As I mentioned in a previous post, many of this year’s award contenders are about real people and based on real events. After reviewing Trumbo, Steve Jobs, and The Danish Girl, here are my thoughts on the next batch of supposedly true stories.
In the Heart of the Sea
Adapted from Nathaniel Philbrick’s National Book-award winner of the same title, this recounts the ordeals of the ship Essex and her crew in 1820 after the ship was demolished by a sperm whale. The crew drifted for over 90 days in separate boats, fighting (unsuccessfully for some) hunger, thirst, and nature before being rescued. The incident, and accounts by survivors, apparently inspired Herman Melville’s Moby-Dick.
The situations are harrowing for sure, but like many Ron Howard-directed films, Heart of the Sea veers toward sentimentalism toward the end. I prefer what Brooklyn‘s director, John Crowley, does—move audiences without being sentimental.
Chris Hemsworth solidifies his status as the go-to guy when Hollywood needs a big, strong dude who can act; Tom Holland continues to make me feel really bad for his unfortunate characters in water-logged tragedies (check him out in The Impossible; he’s also the new Spider-Man and will hopefully stay dry); and Brendan Gleeson is affecting as a traumatized man, though it’s ridiculous that the filmmakers want us to buy the 60-year-old actor as a 45-year-old.
Bridge of Spies
This Steven Spielberg-directed espionage thriller is solid entertainment and much better than you might think it is. That was my reaction, and I’ve heard a couple of other people say the same, probably because a movie more than two hours long about the Cold War and Russian spies sounds dense and dry. It’s actually suspenseful, well-paced, and has a definite supporting actor contender in Mark Rylance. Rylance remains still and quiet throughout the movie, but there’s so much going on beneath the surface.
Tom Hanks plays a lawyer named James Donovan who becomes the second most hated man in America as the defense lawyer for Rylance’s character, Rudolf Abel, an accused Soviet spy. I don’t want to give away too much about the fascinating chess moves that occur, but Donovan ends up being recruited by the CIA to negotiate the release of an American spy held captive in the Soviet Union. I knew nothing about the real-life Donovan and the results of his actions, so the ensuing events had me riveted.
The script, by Matt Charman and Joel & Ethan Coen, contains thought-provoking dialogue. When a CIA agent pressures Donovan to betray his client’s confidentiality, arguing that Abel is a foreigner and “there’s no rule book” that applies to him, Donovan points out that he himself is of Irish descent, the agent has German roots, and therefore following “the rule book” is the only thing that defines them as Americans.

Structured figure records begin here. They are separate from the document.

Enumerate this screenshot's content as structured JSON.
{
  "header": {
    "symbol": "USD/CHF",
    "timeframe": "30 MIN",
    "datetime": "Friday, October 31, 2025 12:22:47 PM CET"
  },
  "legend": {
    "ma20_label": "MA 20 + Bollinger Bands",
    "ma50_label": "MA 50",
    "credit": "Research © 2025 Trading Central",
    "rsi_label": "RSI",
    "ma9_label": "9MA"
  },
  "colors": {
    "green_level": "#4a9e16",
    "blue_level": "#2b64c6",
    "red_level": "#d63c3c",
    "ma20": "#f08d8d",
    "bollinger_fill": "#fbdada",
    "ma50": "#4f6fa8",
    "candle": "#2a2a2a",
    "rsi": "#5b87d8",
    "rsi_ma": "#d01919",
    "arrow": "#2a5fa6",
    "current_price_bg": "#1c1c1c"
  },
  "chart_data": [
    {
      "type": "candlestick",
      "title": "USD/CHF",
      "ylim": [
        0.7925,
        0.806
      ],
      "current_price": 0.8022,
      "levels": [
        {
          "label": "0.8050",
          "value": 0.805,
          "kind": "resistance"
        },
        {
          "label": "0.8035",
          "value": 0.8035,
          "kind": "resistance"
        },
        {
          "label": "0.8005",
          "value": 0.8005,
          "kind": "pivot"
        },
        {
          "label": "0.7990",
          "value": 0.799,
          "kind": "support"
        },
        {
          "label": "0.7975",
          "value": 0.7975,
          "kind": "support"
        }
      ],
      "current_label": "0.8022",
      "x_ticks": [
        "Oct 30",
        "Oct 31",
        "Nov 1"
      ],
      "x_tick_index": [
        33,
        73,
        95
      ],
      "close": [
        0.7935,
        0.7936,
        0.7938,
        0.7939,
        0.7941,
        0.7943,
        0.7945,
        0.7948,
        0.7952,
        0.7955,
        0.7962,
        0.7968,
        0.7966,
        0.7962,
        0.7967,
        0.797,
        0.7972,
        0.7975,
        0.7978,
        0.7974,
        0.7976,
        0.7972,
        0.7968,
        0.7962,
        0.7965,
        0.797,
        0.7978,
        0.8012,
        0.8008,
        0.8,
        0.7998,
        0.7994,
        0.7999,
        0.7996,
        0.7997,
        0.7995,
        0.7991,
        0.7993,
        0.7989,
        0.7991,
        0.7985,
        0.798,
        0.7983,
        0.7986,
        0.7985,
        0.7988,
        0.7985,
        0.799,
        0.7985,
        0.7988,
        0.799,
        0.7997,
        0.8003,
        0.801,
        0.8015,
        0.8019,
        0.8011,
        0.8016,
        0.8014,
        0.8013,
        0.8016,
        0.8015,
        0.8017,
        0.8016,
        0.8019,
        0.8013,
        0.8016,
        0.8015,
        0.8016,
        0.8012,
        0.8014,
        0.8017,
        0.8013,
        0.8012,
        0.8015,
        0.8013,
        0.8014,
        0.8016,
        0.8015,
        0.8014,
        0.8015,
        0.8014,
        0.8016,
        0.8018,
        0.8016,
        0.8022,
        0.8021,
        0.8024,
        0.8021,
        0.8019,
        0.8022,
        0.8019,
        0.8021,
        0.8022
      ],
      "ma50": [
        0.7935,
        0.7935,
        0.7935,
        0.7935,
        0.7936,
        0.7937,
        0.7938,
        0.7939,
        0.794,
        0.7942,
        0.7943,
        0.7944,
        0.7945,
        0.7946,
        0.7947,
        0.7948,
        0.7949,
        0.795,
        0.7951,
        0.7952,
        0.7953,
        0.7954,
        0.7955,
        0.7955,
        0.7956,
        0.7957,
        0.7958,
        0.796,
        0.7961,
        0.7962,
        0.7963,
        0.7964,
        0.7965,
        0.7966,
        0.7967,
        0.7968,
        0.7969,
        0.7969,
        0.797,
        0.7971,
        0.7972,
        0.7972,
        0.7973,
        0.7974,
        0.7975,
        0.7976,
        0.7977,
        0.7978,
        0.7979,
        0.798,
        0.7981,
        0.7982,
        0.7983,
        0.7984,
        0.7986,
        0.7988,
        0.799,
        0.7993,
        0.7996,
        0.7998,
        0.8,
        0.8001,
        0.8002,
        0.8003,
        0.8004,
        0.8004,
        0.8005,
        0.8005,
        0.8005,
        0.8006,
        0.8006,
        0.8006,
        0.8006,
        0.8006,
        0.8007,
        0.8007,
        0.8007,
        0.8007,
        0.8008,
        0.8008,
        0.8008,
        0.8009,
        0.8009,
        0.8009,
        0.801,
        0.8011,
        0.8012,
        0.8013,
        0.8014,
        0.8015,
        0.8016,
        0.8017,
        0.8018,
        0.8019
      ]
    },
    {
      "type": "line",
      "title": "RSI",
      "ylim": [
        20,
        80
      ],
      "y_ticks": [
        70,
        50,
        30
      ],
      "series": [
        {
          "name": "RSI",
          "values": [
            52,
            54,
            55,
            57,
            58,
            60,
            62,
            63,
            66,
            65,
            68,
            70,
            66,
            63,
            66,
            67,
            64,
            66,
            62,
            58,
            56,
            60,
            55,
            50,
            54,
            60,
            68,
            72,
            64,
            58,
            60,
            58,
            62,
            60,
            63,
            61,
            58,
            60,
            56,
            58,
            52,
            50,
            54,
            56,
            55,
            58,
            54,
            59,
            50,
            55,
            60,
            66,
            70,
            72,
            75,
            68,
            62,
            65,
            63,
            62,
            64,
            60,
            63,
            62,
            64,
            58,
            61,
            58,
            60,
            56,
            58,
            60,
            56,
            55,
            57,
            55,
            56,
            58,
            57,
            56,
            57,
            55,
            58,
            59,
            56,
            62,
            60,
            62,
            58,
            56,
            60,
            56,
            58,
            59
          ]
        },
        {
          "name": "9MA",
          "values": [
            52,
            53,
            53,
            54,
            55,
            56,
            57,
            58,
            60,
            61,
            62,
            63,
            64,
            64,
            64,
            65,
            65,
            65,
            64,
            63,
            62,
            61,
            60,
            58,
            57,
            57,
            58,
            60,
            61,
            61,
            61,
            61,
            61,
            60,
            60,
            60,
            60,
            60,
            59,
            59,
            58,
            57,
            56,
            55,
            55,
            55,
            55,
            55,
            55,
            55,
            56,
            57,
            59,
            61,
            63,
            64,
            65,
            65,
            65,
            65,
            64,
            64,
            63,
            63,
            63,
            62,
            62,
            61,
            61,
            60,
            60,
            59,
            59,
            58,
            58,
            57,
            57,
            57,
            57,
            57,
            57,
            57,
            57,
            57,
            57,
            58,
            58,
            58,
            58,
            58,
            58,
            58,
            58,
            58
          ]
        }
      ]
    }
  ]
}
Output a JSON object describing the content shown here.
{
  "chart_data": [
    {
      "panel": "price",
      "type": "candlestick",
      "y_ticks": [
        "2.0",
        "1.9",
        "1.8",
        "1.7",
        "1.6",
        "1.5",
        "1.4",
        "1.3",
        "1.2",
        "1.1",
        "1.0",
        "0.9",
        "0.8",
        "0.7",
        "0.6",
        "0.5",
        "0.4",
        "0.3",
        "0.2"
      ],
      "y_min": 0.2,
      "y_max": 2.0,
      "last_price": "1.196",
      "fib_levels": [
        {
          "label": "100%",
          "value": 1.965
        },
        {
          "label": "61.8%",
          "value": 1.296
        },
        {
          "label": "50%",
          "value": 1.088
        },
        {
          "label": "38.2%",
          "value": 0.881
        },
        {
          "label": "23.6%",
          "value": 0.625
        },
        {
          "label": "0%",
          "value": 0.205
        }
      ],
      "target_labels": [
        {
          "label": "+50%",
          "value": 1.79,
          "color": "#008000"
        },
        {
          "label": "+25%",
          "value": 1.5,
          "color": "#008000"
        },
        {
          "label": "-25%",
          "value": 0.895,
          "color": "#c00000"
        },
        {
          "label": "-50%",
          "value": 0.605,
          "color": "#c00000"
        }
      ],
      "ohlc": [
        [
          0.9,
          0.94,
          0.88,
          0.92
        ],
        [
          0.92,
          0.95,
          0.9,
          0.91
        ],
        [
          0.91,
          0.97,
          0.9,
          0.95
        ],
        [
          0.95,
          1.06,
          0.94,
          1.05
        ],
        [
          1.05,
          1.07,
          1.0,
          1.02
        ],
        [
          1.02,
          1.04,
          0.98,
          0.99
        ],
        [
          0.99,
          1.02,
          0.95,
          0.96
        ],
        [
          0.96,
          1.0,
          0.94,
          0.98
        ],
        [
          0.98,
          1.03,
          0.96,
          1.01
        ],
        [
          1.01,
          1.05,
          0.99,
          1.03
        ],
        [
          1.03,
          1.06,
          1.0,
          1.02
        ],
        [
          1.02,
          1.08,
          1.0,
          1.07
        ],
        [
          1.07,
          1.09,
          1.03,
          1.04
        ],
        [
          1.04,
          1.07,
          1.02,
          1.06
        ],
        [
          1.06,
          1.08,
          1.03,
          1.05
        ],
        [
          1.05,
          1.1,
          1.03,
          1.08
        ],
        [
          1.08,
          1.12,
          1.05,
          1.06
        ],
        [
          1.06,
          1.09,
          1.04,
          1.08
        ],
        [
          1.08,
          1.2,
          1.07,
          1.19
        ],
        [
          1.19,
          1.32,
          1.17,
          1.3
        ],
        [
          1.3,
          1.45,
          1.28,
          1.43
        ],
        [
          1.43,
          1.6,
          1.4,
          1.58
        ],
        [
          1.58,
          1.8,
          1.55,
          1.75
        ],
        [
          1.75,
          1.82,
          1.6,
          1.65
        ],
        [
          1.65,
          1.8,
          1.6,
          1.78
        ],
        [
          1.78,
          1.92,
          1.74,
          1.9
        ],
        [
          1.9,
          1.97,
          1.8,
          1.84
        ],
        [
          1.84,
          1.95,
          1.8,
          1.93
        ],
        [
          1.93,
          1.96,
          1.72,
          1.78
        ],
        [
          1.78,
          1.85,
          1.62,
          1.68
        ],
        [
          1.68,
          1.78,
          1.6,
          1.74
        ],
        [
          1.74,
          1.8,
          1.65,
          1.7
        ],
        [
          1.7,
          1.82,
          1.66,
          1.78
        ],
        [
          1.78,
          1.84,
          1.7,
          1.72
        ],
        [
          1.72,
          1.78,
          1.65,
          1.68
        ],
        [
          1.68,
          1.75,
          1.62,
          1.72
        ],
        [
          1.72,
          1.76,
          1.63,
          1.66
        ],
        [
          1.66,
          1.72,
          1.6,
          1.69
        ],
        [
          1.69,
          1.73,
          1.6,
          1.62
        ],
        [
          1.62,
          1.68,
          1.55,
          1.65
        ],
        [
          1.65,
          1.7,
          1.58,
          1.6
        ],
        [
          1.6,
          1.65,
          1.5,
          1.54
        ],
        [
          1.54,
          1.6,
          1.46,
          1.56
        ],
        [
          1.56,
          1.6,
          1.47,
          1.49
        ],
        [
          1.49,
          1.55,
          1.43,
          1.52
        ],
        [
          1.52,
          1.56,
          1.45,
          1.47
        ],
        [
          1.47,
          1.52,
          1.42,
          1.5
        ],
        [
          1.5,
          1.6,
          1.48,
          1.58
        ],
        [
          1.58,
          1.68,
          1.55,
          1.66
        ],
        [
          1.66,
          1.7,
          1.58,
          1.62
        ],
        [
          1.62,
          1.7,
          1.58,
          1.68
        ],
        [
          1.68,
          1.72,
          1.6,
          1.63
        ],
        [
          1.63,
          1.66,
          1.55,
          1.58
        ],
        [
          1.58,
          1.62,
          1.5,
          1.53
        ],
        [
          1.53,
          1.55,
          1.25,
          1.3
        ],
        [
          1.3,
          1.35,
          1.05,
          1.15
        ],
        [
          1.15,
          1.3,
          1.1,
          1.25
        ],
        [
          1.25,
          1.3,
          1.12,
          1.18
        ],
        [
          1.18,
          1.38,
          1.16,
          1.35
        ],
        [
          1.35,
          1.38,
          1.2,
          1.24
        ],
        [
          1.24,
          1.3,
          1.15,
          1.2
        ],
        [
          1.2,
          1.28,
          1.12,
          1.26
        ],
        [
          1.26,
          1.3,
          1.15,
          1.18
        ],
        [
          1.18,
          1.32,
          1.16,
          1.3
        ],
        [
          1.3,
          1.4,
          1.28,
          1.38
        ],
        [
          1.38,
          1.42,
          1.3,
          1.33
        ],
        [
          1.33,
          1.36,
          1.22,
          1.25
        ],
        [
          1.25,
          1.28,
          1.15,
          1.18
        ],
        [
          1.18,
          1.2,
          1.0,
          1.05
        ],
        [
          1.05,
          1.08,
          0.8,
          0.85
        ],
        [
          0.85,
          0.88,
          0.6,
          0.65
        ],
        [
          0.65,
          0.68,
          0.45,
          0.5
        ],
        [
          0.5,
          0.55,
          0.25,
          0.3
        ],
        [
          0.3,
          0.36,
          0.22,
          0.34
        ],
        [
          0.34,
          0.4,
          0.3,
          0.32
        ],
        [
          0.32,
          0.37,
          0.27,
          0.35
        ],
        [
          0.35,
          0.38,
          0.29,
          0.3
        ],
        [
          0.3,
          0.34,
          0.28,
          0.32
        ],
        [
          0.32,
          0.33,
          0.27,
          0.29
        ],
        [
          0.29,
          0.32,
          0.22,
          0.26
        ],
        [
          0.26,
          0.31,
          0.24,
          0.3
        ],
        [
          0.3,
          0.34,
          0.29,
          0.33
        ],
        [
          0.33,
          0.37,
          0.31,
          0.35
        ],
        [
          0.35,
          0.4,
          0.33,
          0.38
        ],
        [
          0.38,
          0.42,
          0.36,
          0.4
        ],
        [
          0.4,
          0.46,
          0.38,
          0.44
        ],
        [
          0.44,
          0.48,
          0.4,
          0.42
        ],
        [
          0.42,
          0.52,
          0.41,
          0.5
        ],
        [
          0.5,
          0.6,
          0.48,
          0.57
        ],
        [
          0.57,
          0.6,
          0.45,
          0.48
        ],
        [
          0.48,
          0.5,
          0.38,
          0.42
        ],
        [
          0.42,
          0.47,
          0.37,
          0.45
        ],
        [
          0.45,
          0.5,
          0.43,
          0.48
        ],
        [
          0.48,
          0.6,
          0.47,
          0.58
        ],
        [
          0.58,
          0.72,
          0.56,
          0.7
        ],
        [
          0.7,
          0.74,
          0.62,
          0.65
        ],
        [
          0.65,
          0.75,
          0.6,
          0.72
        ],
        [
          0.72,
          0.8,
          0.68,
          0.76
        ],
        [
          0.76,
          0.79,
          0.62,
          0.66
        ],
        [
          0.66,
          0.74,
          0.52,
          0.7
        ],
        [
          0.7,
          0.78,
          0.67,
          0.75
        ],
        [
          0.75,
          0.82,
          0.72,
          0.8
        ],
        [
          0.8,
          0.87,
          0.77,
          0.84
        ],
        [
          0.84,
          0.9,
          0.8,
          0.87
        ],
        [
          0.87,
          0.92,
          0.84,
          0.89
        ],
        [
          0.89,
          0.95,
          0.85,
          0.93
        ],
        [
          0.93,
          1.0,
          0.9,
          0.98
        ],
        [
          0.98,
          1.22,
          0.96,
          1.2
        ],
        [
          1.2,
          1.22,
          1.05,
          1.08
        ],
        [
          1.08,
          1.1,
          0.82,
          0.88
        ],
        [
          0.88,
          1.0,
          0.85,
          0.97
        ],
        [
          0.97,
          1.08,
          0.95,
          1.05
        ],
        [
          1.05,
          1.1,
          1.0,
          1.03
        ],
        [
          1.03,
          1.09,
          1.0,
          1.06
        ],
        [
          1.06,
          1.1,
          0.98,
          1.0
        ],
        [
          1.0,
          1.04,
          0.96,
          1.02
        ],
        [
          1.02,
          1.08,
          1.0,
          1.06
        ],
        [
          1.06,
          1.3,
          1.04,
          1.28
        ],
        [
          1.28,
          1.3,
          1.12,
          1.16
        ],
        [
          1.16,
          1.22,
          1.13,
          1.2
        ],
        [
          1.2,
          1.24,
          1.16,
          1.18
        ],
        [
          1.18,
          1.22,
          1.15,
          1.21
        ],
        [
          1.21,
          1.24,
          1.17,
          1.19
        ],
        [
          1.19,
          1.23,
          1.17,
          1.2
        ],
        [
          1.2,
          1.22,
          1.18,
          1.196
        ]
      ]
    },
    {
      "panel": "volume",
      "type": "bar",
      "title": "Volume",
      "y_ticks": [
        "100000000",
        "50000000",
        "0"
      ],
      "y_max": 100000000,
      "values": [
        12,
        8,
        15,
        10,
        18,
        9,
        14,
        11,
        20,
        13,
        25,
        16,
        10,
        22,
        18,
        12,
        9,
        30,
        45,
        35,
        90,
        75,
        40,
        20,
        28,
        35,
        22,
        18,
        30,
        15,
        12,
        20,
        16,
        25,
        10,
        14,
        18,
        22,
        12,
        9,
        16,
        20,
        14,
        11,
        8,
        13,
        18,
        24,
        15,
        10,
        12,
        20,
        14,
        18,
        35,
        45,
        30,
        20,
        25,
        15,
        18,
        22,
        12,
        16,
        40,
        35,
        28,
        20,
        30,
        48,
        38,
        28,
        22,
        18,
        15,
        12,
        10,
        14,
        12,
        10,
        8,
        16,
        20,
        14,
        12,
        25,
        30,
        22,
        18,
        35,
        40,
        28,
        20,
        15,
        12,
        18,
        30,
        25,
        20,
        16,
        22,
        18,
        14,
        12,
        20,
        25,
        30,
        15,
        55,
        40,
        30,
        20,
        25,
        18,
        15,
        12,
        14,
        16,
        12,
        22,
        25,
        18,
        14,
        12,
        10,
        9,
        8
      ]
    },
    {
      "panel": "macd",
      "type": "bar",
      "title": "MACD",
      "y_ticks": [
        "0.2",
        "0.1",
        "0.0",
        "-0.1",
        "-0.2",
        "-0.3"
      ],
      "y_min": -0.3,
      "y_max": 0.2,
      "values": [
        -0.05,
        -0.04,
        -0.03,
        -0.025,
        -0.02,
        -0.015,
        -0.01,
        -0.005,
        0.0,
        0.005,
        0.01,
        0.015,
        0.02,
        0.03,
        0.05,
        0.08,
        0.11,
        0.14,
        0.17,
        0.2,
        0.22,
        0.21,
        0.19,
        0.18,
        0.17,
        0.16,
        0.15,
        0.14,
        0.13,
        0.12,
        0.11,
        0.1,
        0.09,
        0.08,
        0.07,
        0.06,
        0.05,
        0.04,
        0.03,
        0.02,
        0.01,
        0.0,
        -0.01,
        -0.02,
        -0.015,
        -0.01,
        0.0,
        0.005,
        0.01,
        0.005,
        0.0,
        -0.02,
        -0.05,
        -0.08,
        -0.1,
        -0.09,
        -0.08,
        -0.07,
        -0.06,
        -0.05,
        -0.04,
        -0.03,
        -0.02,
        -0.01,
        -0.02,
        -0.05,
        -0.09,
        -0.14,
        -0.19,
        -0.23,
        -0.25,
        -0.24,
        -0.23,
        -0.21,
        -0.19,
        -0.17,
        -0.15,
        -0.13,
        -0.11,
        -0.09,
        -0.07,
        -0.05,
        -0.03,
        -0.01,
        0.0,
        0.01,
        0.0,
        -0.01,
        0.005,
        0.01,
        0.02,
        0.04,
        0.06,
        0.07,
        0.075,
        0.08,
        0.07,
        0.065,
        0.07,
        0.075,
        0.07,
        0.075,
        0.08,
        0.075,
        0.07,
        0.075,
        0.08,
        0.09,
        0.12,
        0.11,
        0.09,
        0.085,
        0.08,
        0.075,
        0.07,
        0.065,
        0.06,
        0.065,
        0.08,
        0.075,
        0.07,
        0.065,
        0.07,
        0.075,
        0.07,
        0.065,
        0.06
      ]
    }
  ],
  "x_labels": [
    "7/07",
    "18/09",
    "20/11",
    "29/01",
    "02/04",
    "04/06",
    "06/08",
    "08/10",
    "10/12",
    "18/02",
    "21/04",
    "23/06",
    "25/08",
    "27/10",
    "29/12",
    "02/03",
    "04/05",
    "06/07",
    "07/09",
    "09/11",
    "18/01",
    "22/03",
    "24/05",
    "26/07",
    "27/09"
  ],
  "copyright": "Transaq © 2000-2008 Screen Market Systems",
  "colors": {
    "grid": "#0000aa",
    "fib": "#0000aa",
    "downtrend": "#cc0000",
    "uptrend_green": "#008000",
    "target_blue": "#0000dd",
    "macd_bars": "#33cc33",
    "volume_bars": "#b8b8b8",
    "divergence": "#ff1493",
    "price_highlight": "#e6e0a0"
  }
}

Teaming up yet again with director David O. Russell, Jennifer Lawrence plays Joy Mangano, the inventor of the Miracle Mop and many more items. Joy goes from being a kid with bright ideas to a broke single mother with no business experience, then transforms into an entrepreneur and head of a multimillion-dollar empire.
The movie has an uneven tone and odd dream-like sequences; I wouldn’t have been too surprised if the dancing dwarf from Twin Peaks showed up. Can’t fault the acting, though. As with anything she does, Lawrence is immensely watchable. She’s too young to play Mangano (the real Mangano was about 34 when she invented the Miracle Mop; Lawrence is 25), but she does convincingly traverse the character arc from novice to shrewd businesswoman.
The supporting cast is fine, with Robert De Niro as Joy’s dad, Bradley Cooper as a QVC exec who gives Joy her first big break, and Diane Ladd as Joy’s grandmother. Unlike with the last three Russell movies, however, I don’t think any of the supporting players will get nominations.
While I have no beef with Elisabeth Röhm as a performer, I wonder why Russell keeps having the fair German-born actress portray Italian (or at least half Italian) characters. Yes, Italians can be fair, and in American Hustle Röhm wasn’t too jarring as Dolly Polito, but here, as Joy’s half sister, she’s distracting in olive face. I kept thinking there are qualified actresses of Italian descent—e.g. Jennifer Esposito, Drea de Matteo—who could’ve played the sister without having to darken their skin.